The new space race is truly underway following Richard Branson's monumental first passenger trip to space, beating Jeff Bezos' Blue Origin passenger flight by more than a week. The Virgin Galactic's VSS Unity spacecraft did not pass the so-called Karman line, but Bezos' flight did. Branson's did, however, reach the edge of space, according to NASA's definition. After 17 years, what an amazing accomplishment of vision, tenacity, and innovation.

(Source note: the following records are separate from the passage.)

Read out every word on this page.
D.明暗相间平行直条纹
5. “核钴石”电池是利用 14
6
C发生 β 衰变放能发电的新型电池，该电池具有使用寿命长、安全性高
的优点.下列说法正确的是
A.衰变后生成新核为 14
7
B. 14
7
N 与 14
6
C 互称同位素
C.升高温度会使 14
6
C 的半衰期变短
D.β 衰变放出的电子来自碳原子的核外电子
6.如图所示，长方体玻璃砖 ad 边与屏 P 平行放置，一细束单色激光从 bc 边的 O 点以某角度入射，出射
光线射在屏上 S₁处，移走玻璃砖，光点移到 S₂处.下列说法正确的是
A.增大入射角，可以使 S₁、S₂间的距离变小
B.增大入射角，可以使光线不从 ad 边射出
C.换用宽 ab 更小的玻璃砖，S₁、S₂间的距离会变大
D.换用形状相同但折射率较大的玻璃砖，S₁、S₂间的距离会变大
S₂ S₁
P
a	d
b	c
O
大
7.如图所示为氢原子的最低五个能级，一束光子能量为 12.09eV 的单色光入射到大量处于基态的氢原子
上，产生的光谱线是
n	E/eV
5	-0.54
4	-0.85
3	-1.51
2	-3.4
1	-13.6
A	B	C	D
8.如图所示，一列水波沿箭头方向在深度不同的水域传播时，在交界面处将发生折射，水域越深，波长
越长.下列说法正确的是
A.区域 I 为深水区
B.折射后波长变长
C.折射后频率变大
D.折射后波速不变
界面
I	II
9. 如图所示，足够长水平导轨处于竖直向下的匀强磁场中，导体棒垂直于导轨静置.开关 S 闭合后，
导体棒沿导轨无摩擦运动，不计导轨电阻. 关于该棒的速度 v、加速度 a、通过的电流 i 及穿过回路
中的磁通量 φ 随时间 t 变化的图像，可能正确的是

There is even more to space innovation than the fledgling space tourism sector. Somewhat out of the public eye, there is a fast-growing space tech industry. Space tech is more important to modern business than perhaps most people realize. It is one of many other emerging technology changes happening quietly, off the radar of many clients. The concept of space-as-a-service has shifted from real estate into orbit as software-as-a-service models take the space sector by storm. Space has the potential to be the cloud beyond the clouds, with entrepreneurs large and small creating a global space tech ecosystem covering data and artificial intelligence systems, aerial imagery, remote sensing and more. Space tech importantly also promises full high-speed, low-latency global internet access no matter how remote you are.
Morgan Stanley's Space Team estimates that the roughly $350 billion global space industry could surge to over $1 trillion by 2040. But there have been many hurdles to date, with more barriers to overcome, mostly to do with cost, complexity and concerns over space debris.